Ternyata Ayah tidak menghampiri tempat tidurku. Dia mengambil sebuah kain yang biasa dipakai untuk membersihkan lensa teleskopnya, sama sekali tak menengok ke arahku. "Bentuknya seperti yang kaulihat di buku."

"Seperti Kereta Komet?" tanyaku, menanyakan sesuatu yang baru aku dengar dari saluran televisi yang memotong film kartun tadi siang. Kereta Komet, katanya sebuah kendaraan yang bisa melaju sangat cepat, sehingga mudah bagi orang-orang di Lancia untuk bepergian bahkan sampai ke Hyr, planet paling ujung.

"Jadi kau sudah tahu beritanya?" tanya Ayah. "Tapi bukan. Kereta Komet itu kereta, komet itu komet. Kau bisa baca di halaman lain buku itu."

"Ah, buku ini sudah kuno. Dobro saja masih terlihat tandus, padahal sekarang sudah mulai hijau.

"Oh, sudah hijau ya?" Ayah malah kembali ke balkon.

"Seharusnya Ayah tahu. Ayah kan seorang astronom."

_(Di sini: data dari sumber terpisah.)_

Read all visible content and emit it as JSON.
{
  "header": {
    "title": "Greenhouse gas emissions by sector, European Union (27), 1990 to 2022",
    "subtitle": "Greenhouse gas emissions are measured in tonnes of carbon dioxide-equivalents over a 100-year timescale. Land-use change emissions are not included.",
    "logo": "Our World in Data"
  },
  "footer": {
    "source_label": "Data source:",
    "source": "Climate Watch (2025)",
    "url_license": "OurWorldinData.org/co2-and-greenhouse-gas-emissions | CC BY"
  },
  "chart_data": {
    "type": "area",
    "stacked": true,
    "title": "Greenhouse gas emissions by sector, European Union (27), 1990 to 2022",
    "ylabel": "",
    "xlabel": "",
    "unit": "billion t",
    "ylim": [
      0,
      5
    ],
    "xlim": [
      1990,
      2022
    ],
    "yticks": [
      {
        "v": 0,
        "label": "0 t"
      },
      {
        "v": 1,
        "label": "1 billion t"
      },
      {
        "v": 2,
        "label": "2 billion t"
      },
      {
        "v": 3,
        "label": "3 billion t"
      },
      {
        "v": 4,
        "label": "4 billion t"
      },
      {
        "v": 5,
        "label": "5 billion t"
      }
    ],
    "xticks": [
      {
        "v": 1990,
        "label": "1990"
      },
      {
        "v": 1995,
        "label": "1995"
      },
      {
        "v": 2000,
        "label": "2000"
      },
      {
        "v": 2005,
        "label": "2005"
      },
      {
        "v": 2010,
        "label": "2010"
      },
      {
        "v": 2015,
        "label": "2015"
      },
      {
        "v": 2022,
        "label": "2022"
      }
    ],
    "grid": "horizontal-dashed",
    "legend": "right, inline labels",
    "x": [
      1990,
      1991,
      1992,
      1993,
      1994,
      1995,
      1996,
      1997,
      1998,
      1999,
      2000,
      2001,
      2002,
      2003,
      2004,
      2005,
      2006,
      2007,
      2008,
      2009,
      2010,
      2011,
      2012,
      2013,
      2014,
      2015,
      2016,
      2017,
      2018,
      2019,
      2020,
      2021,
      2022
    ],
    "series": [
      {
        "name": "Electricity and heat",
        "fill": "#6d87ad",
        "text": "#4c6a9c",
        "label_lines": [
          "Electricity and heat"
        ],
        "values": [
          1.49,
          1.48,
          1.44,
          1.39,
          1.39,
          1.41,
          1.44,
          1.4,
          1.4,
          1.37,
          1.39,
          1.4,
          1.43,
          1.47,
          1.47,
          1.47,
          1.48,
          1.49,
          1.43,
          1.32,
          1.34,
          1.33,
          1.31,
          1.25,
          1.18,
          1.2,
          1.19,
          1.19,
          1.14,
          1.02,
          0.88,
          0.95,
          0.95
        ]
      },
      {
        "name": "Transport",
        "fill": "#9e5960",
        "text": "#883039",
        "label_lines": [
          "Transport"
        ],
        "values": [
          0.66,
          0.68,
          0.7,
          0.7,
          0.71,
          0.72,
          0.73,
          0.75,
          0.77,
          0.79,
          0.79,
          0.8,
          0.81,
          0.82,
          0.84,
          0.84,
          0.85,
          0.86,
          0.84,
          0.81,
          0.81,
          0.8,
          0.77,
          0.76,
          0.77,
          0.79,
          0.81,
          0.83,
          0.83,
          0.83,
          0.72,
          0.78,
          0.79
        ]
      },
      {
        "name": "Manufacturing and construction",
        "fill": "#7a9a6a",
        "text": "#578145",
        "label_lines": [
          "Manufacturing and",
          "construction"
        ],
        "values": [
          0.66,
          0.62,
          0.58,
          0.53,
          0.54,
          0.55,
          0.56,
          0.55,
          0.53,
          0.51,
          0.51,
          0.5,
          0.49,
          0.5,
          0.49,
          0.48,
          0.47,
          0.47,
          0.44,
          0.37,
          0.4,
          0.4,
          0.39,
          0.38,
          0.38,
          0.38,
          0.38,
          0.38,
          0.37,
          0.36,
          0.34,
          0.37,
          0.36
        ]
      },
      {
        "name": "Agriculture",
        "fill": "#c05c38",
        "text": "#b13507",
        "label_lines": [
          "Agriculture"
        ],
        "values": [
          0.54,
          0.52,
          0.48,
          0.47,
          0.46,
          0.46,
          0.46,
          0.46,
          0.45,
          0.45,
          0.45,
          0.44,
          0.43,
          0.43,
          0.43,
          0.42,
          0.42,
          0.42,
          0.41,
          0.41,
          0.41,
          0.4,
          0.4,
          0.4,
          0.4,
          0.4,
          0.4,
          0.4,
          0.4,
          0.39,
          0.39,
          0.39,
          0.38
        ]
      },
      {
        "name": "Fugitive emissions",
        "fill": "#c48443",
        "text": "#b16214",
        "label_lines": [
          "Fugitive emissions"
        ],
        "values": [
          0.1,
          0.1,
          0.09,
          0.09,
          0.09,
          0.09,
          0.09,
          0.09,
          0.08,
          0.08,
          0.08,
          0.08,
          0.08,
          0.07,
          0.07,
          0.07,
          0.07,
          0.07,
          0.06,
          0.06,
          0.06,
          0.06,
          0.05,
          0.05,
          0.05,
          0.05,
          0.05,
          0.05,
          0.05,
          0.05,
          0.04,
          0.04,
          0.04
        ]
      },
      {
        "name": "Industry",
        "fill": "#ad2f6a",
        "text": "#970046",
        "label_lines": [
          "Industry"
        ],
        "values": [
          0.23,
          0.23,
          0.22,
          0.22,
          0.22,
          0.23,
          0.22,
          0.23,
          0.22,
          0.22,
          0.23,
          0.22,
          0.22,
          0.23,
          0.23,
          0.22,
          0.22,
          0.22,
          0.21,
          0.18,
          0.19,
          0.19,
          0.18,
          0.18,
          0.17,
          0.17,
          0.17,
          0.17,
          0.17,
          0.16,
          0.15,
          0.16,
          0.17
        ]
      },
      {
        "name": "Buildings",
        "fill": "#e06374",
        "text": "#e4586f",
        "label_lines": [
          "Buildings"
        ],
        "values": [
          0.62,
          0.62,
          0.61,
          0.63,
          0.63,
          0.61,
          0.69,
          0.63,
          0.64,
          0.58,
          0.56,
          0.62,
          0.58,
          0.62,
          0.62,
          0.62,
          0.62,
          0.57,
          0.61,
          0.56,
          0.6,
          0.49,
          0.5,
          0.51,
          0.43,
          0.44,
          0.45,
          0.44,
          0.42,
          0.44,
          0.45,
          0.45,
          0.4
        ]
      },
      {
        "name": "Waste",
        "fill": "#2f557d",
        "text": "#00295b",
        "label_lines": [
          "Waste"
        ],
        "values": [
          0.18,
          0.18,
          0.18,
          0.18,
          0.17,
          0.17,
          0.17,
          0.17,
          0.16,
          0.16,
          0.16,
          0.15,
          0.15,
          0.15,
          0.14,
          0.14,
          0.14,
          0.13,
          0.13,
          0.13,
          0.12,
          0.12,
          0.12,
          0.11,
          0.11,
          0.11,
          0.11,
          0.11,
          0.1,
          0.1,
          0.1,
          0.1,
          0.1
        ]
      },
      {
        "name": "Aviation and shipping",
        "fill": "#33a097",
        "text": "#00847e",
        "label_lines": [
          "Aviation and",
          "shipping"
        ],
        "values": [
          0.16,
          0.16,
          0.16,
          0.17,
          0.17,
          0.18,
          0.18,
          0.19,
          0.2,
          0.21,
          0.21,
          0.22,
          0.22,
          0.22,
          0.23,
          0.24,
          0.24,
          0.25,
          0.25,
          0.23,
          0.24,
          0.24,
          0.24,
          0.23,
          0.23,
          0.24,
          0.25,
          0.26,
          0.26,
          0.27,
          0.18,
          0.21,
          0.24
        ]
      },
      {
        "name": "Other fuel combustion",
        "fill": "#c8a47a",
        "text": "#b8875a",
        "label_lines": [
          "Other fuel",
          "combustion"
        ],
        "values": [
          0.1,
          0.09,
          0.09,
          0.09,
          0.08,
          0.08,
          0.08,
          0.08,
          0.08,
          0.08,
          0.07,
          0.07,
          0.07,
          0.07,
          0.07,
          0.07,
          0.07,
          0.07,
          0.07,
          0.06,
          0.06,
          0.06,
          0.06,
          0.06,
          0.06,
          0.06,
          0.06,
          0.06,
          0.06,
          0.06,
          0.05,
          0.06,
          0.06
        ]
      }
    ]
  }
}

"Karena Ayah astronom, Ayah tidak tahu berita terbaru."

Aku menutup buku dan menaruhnya di atas sebuah meja kayu. Meja ini juga kuno, katanya Ayah mendapatkannya dari rumah Kakek ketika dia akan pindah rumah dulu. Aku menghampiri Ayah di balkon, ikut memandangi langit berbintang yang aku pikir pemandangan palsu.

"Ayah, dari tujuh planet di Lancia, Ayah pernah ke mana saja?"

Pandangan Ayah sama sekali tak menoleh. Diintipnya sebuah lubang di ujung kecil teleskop berwarna putih itu. "Ayah lahir di Fita, terus pindah ke Buky sampai sekarang."